Having expressed their gut reactions on the day of argument, the Justices repair to their caves to ferret out the footnotes and compose the soaring prose by which they will justify to the public, the legal profession, the media and the ages the very same conclusion they hinted at in conference.
These draft opinions are then circulated among the members of the court, and memos fly between and among their offices, agreeing, disagreeing, praising, criticizing, debunking, and concurring.
Eventually, the court complies with the mandate of Article 6, Section 6 of the State Constitution. It says:
Decisions of the supreme court, including all decisions on prerogative writs, shall be in writing and shall contain a concise statement of the facts and reasons for each decision and reasons for each denial of leave to appeal. When a judge dissents in whole or in part he shall give in writing the reasons for his dissent.
In the case of Attorney General Kelley v Riley, the six participating justices ended up filing five opinions. The longest came from Soapy Williams.
Covering 27 pages, the Chief Justice’s opinion was divided by Roman Numerals into eight segments. It cites the constitution, it cites statutes, it cites cases. It concludes that Dorothy Riley’s appointment ended on January 1, 1983, and that newly elected Governor Blanchard was entitled to appoint someone to fill the vacancy caused by the death of Justice Moody.
Justices Kavanagh and Cavanagh concurred with the Chief.
Mike Cavanagh had been elected to the Court of Appeals in 1975. Dorothy Riley came on that court a year later, the first woman to be seated there.
They were colleagues for nearly seven years, but they had known each other much longer.

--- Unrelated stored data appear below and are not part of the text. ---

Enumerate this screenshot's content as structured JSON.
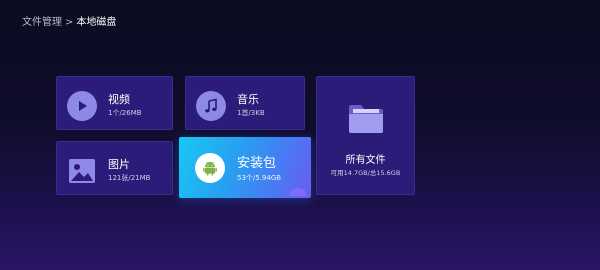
{
  "breadcrumb": {
    "parent": "文件管理",
    "separator": ">",
    "current": "本地磁盘"
  },
  "tiles": {
    "video": {
      "label": "视频",
      "sub": "1个/26MB",
      "icon": "play-icon"
    },
    "music": {
      "label": "音乐",
      "sub": "1首/3KB",
      "icon": "music-note-icon"
    },
    "image": {
      "label": "图片",
      "sub": "121张/21MB",
      "icon": "image-icon"
    },
    "apk": {
      "label": "安装包",
      "sub": "53个/5.94GB",
      "icon": "android-icon",
      "focused": true
    },
    "all": {
      "label": "所有文件",
      "sub": "可用14.7GB/总15.6GB",
      "icon": "folder-icon"
    }
  },
  "colors": {
    "tile_bg": "#2a1c78",
    "icon_circle": "#8e88e6",
    "focus_gradient_start": "#18c8f2",
    "focus_gradient_end": "#6a5cf0",
    "android_green": "#7cb342"
  }
}
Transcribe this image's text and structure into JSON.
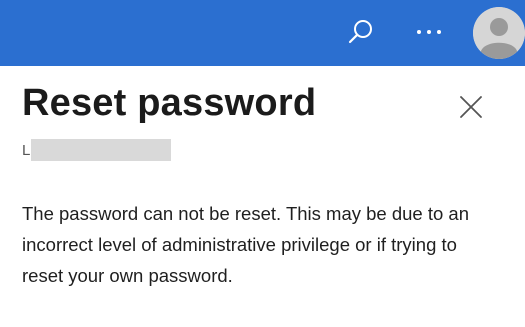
{
  "header": {
    "bar_color": "#2b6fd0",
    "icons": {
      "search": "search-icon",
      "more": "more-horizontal-icon",
      "avatar": "user-avatar-icon"
    }
  },
  "panel": {
    "title": "Reset password",
    "subtitle_prefix": "L",
    "subtitle_redacted": true,
    "close_icon": "close-icon",
    "message": "The password can not be reset. This may be due to an incorrect level of administrative privilege or if trying to reset your own password."
  }
}
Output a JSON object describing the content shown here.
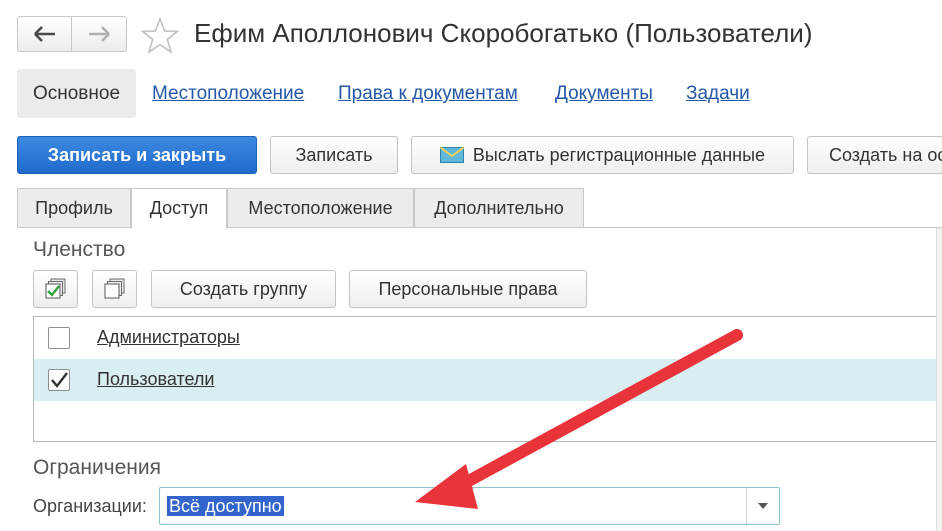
{
  "window": {
    "title": "Ефим Аполлонович Скоробогатько (Пользователи)"
  },
  "nav_links": {
    "main": "Основное",
    "location": "Местоположение",
    "doc_rights": "Права к документам",
    "documents": "Документы",
    "tasks": "Задачи"
  },
  "toolbar": {
    "save_close": "Записать и закрыть",
    "save": "Записать",
    "send_reg": "Выслать регистрационные данные",
    "create_on": "Создать на основании"
  },
  "tabs": [
    "Профиль",
    "Доступ",
    "Местоположение",
    "Дополнительно"
  ],
  "membership": {
    "heading": "Членство",
    "create_group": "Создать группу",
    "personal_rights": "Персональные права",
    "rows": [
      {
        "label": "Администраторы",
        "checked": false
      },
      {
        "label": "Пользователи",
        "checked": true
      }
    ]
  },
  "restrictions": {
    "heading": "Ограничения",
    "org_label": "Организации:",
    "org_value": "Всё доступно"
  },
  "colors": {
    "primary": "#2a74d4",
    "link": "#2458a7",
    "selected_row": "#d9eef1",
    "annotation_arrow": "#e8333a"
  }
}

As a young lawyer, Cavanagh had been an investigator for the Wayne County Friend of the Court’s office. His supervisor was Dorothy Comstock Riley.
The Court of Appeals sits in panels of three judges. Dorothy and Mike sat on cases together many times. They were friends.

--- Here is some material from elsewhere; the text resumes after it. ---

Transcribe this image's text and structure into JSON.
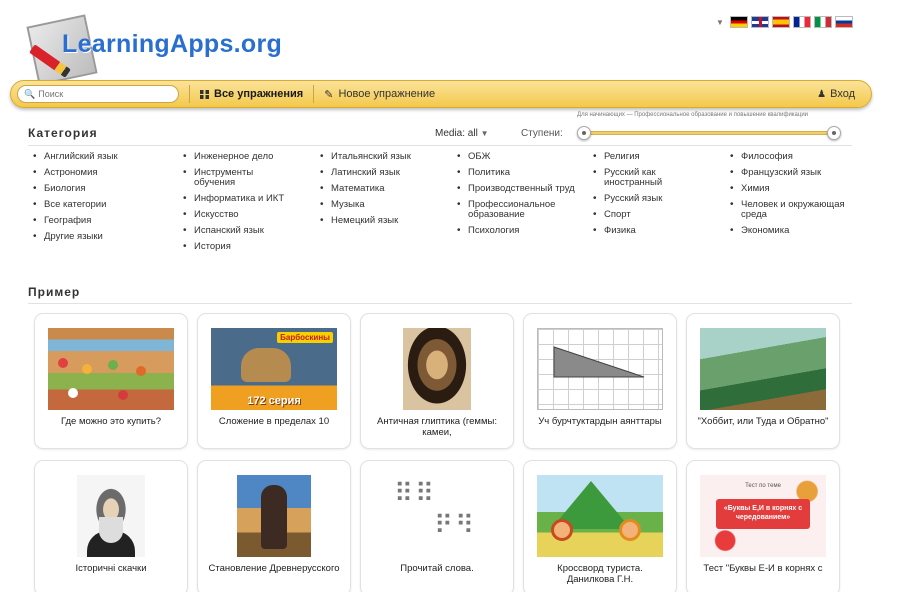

Mike Cavanagh is an affable Irishman. Charming and witty, people like him and he likes people.
The Riley case greeted him on his first day on the Supreme Court. It was hardly the kind of decision he had dreamed of confronting while campaigning across Michigan two months before.
His concurring opinion revealed discomfort:
*** this case is not only of constitutional significance to our state, but it is also of personal significance to us, as we have been faced with the difficult task of making a legal judgment involving one of our own colleagues. Certainly no one has disputed defendant's personal qualifications to hold office ***
Justice Levin’s opinion revealed discomfort too, but not so much at ousting a colleague, as with embroiling the court in the process of judicial selection. He wrote:
We should carefully guard the reputation of this Court. Which Governor’s appointee sits on this Court matters far less in the long run than that this Court continue to be, and be perceived as, impartial and objective *** I am accordingly of the opinion that no judgment of ouster should be issued at this time by this Court in respect to the appointment of Justice Dorothy C. Riley ***
On Friday, February 11, 1983 the six sitting Justices met in the conference room and signed their opinions.
Then they directed the Clerk, Hal Hoag, to prepare an order dismissing the Attorney General’s lawsuit. And giving it immediate effect.
Dorothy was back on the Court. The nightmare was over, she told herself.